Bear Trap (False Downside Breakout)
- Prices break below the last bottom, generating a bearish signal.
- Confirmation of the trap occurs when the price fails to continue lower and then breaks above the last top.
- Filter Example: A price filter (a percentage drop below the level) can be used to avoid this trap.
Other Advanced Reversal Patterns
Diamond Reversal
The Diamond reversal can be thought of as back-to-back symmetrical triangles (a broadening top followed by a narrowing range), or a complex Head and Shoulders top.
- Price action initially forms higher peaks and lower troughs (broadening), then reverses and the range narrows.
- A quick rise leading into the pattern is an important identification clue.
- The formation is confirmed after a break below the trendline boundary (neckline).
Rounding Top and Saucer Bottom
These are long-term reversal patterns that can take several weeks up to several years to complete.
Rounding Top (Reversal at a Peak)
- As the price approaches the high point, upward momentum dissipates, and volume almost dries up.
- Towards the end of the pattern (when the downtrend begins), both momentum and volume increase exponentially.
- The pattern is constructed by drawing a circular line above the highs.
Saucer Bottom (Reversal at a Trough)
The price action is the opposite of the Rounding Top, but the volume characteristics are the same.
- As the price drops towards the low point, downward momentum dissipates, and volume almost dries up.
- Towards the end of the pattern (when the uptrend begins), both momentum and volume increase exponentially.
- The pattern is constructed by drawing a saucer-shaped line below the lows.
Detailed Summary
Trend reversal patterns signal a shift in market direction, requiring a prior trend for validity.
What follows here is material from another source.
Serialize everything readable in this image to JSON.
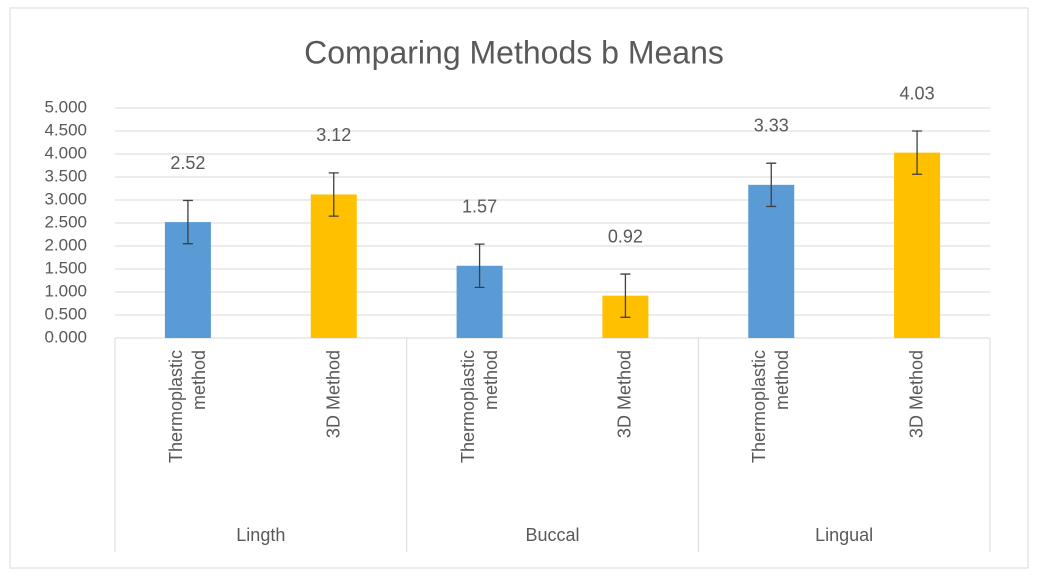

Trading volume is crucial for confirmation across all major patterns, including Head and Shoulders, Double Tops/Bottoms, and Triple Tops/Bottoms. The Head and Shoulders pattern uses a neckline to determine activation and target projection. Double and Triple patterns involve two or three price peaks or troughs at similar levels, confirmed by a breakout above or below intervening support/resistance. The text also details Bull and Bear Traps, which are false breakouts, and advanced patterns like the Diamond Reversal and the long-term Rounding Top/Saucer Bottom formations, emphasizing the role of momentum and volume changes throughout their development.
Key Takeaways
- Prerequisite: Trend reversal patterns require the existence of a prior trend.
- Confirmation: Trading volume is a critical factor for confirming the breakout and subsequent reversal.
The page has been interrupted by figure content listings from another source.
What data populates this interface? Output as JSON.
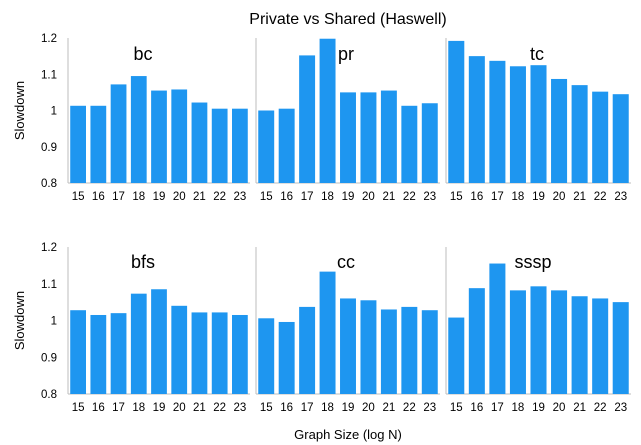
{
  "chart_data": {
    "type": "bar",
    "title": "Private vs Shared (Haswell)",
    "xlabel": "Graph Size (log N)",
    "ylabel": "Slowdown",
    "ylim": [
      0.8,
      1.2
    ],
    "yticks": [
      "0.8",
      "0.9",
      "1",
      "1.1",
      "1.2"
    ],
    "categories": [
      "15",
      "16",
      "17",
      "18",
      "19",
      "20",
      "21",
      "22",
      "23"
    ],
    "grid": false,
    "bar_color": "#1e96f0",
    "panels": [
      {
        "name": "bc",
        "values": [
          1.013,
          1.013,
          1.072,
          1.095,
          1.055,
          1.058,
          1.022,
          1.005,
          1.005
        ]
      },
      {
        "name": "pr",
        "values": [
          1.0,
          1.005,
          1.152,
          1.198,
          1.05,
          1.05,
          1.055,
          1.013,
          1.02
        ]
      },
      {
        "name": "tc",
        "values": [
          1.192,
          1.15,
          1.137,
          1.122,
          1.125,
          1.087,
          1.07,
          1.052,
          1.045
        ]
      },
      {
        "name": "bfs",
        "values": [
          1.028,
          1.015,
          1.02,
          1.073,
          1.085,
          1.04,
          1.022,
          1.022,
          1.015
        ]
      },
      {
        "name": "cc",
        "values": [
          1.006,
          0.996,
          1.037,
          1.133,
          1.06,
          1.055,
          1.03,
          1.037,
          1.028
        ]
      },
      {
        "name": "sssp",
        "values": [
          1.008,
          1.088,
          1.155,
          1.082,
          1.093,
          1.082,
          1.066,
          1.06,
          1.05
        ]
      }
    ]
  }
}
- The Head and Shoulders pattern (Top or Bottom) is activated by a break below (Top) or above (Bottom) the neckline, typically accompanied by increased volume.
- Targets for Head and Shoulders are calculated by projecting the vertical distance between the Head and the neckline from the breakout point.
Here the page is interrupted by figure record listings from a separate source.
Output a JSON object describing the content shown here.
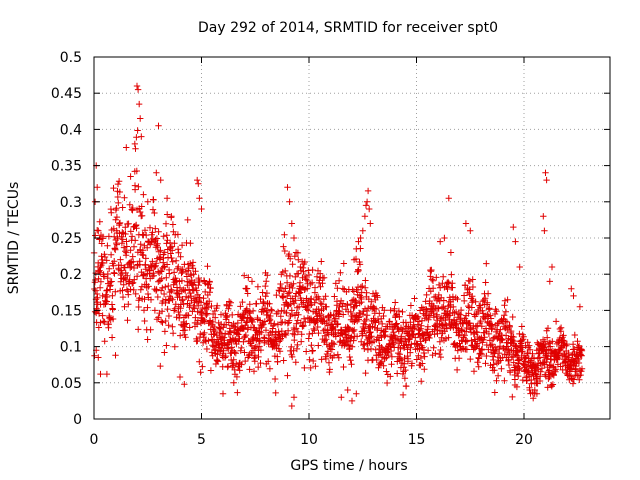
{
  "chart_data": {
    "type": "scatter",
    "title": "Day 292 of 2014, SRMTID for receiver spt0",
    "xlabel": "GPS time / hours",
    "ylabel": "SRMTID / TECUs",
    "xlim": [
      0,
      24
    ],
    "ylim": [
      0,
      0.5
    ],
    "xticks": [
      0,
      5,
      10,
      15,
      20
    ],
    "xtick_labels": [
      "0",
      "5",
      "10",
      "15",
      "20"
    ],
    "yticks": [
      0,
      0.05,
      0.1,
      0.15,
      0.2,
      0.25,
      0.3,
      0.35,
      0.4,
      0.45,
      0.5
    ],
    "ytick_labels": [
      "0",
      "0.05",
      "0.1",
      "0.15",
      "0.2",
      "0.25",
      "0.3",
      "0.35",
      "0.4",
      "0.45",
      "0.5"
    ],
    "grid": true,
    "marker": "plus",
    "color": "#e00000",
    "trend": [
      [
        0.0,
        0.16,
        0.05
      ],
      [
        0.5,
        0.2,
        0.06
      ],
      [
        1.0,
        0.22,
        0.06
      ],
      [
        1.5,
        0.24,
        0.06
      ],
      [
        2.0,
        0.23,
        0.07
      ],
      [
        2.5,
        0.22,
        0.06
      ],
      [
        3.0,
        0.2,
        0.06
      ],
      [
        3.5,
        0.19,
        0.05
      ],
      [
        4.0,
        0.18,
        0.05
      ],
      [
        4.5,
        0.17,
        0.05
      ],
      [
        5.0,
        0.15,
        0.04
      ],
      [
        5.5,
        0.12,
        0.035
      ],
      [
        6.0,
        0.11,
        0.03
      ],
      [
        6.5,
        0.1,
        0.03
      ],
      [
        7.0,
        0.12,
        0.035
      ],
      [
        7.5,
        0.13,
        0.035
      ],
      [
        8.0,
        0.13,
        0.035
      ],
      [
        8.5,
        0.12,
        0.035
      ],
      [
        9.0,
        0.16,
        0.05
      ],
      [
        9.5,
        0.16,
        0.045
      ],
      [
        10.0,
        0.15,
        0.04
      ],
      [
        10.5,
        0.14,
        0.035
      ],
      [
        11.0,
        0.13,
        0.035
      ],
      [
        11.5,
        0.13,
        0.035
      ],
      [
        12.0,
        0.14,
        0.04
      ],
      [
        12.5,
        0.15,
        0.045
      ],
      [
        13.0,
        0.12,
        0.035
      ],
      [
        13.5,
        0.11,
        0.03
      ],
      [
        14.0,
        0.11,
        0.03
      ],
      [
        14.5,
        0.1,
        0.03
      ],
      [
        15.0,
        0.11,
        0.03
      ],
      [
        15.5,
        0.14,
        0.035
      ],
      [
        16.0,
        0.15,
        0.035
      ],
      [
        16.5,
        0.14,
        0.035
      ],
      [
        17.0,
        0.13,
        0.035
      ],
      [
        17.5,
        0.12,
        0.035
      ],
      [
        18.0,
        0.13,
        0.035
      ],
      [
        18.5,
        0.12,
        0.035
      ],
      [
        19.0,
        0.11,
        0.03
      ],
      [
        19.5,
        0.1,
        0.03
      ],
      [
        20.0,
        0.08,
        0.02
      ],
      [
        20.5,
        0.07,
        0.02
      ],
      [
        21.0,
        0.09,
        0.025
      ],
      [
        21.5,
        0.09,
        0.025
      ],
      [
        22.0,
        0.08,
        0.02
      ],
      [
        22.7,
        0.08,
        0.02
      ]
    ],
    "points": [
      [
        0.05,
        0.3
      ],
      [
        0.1,
        0.35
      ],
      [
        0.15,
        0.32
      ],
      [
        0.2,
        0.26
      ],
      [
        0.3,
        0.21
      ],
      [
        0.4,
        0.17
      ],
      [
        1.5,
        0.375
      ],
      [
        1.7,
        0.335
      ],
      [
        1.9,
        0.38
      ],
      [
        2.0,
        0.46
      ],
      [
        2.05,
        0.455
      ],
      [
        2.1,
        0.435
      ],
      [
        2.15,
        0.415
      ],
      [
        2.2,
        0.39
      ],
      [
        2.3,
        0.31
      ],
      [
        2.5,
        0.3
      ],
      [
        2.9,
        0.34
      ],
      [
        3.0,
        0.405
      ],
      [
        3.1,
        0.33
      ],
      [
        3.4,
        0.305
      ],
      [
        3.6,
        0.28
      ],
      [
        3.9,
        0.255
      ],
      [
        4.1,
        0.24
      ],
      [
        4.8,
        0.33
      ],
      [
        4.85,
        0.325
      ],
      [
        4.9,
        0.305
      ],
      [
        5.0,
        0.29
      ],
      [
        0.1,
        0.095
      ],
      [
        0.2,
        0.085
      ],
      [
        0.3,
        0.062
      ],
      [
        0.6,
        0.062
      ],
      [
        1.0,
        0.088
      ],
      [
        4.0,
        0.058
      ],
      [
        4.2,
        0.048
      ],
      [
        6.0,
        0.035
      ],
      [
        6.5,
        0.05
      ],
      [
        9.0,
        0.32
      ],
      [
        9.1,
        0.3
      ],
      [
        9.2,
        0.27
      ],
      [
        9.3,
        0.25
      ],
      [
        9.4,
        0.23
      ],
      [
        9.5,
        0.22
      ],
      [
        9.6,
        0.21
      ],
      [
        9.7,
        0.195
      ],
      [
        9.2,
        0.018
      ],
      [
        9.3,
        0.03
      ],
      [
        9.0,
        0.06
      ],
      [
        11.5,
        0.03
      ],
      [
        11.8,
        0.04
      ],
      [
        12.0,
        0.025
      ],
      [
        12.2,
        0.035
      ],
      [
        12.1,
        0.22
      ],
      [
        12.2,
        0.235
      ],
      [
        12.3,
        0.245
      ],
      [
        12.4,
        0.25
      ],
      [
        12.5,
        0.26
      ],
      [
        12.6,
        0.28
      ],
      [
        12.65,
        0.295
      ],
      [
        12.7,
        0.3
      ],
      [
        12.75,
        0.315
      ],
      [
        12.8,
        0.29
      ],
      [
        12.85,
        0.27
      ],
      [
        16.1,
        0.245
      ],
      [
        16.3,
        0.25
      ],
      [
        16.5,
        0.305
      ],
      [
        16.6,
        0.23
      ],
      [
        17.3,
        0.27
      ],
      [
        17.5,
        0.26
      ],
      [
        19.5,
        0.265
      ],
      [
        19.6,
        0.245
      ],
      [
        19.8,
        0.21
      ],
      [
        20.5,
        0.04
      ],
      [
        20.6,
        0.035
      ],
      [
        20.9,
        0.28
      ],
      [
        20.95,
        0.26
      ],
      [
        21.0,
        0.34
      ],
      [
        21.05,
        0.33
      ],
      [
        21.2,
        0.19
      ],
      [
        21.3,
        0.21
      ],
      [
        22.2,
        0.18
      ],
      [
        22.3,
        0.17
      ],
      [
        22.6,
        0.155
      ]
    ]
  }
}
- Double Tops/Bottoms and Triple Tops/Bottoms are confirmed when the price breaks support (for Tops) or resistance (for Bottoms) defined by the intervening troughs or peaks.
- A Bull Trap is a false upside breakout confirmed when the price subsequently breaks below the last bottom; a Bear Trap is the opposite.
- Filters (e.g., two-period close or a percentage drop) can be used to avoid Bull and Bear Traps.
- The Diamond Reversal involves an initial broadening price action followed by a narrowing range, often preceded by a quick rise.
- Rounding Top and Saucer Bottom are long-term reversals characterized by volume and momentum drying up near the peak/trough and increasing exponentially as the new trend begins.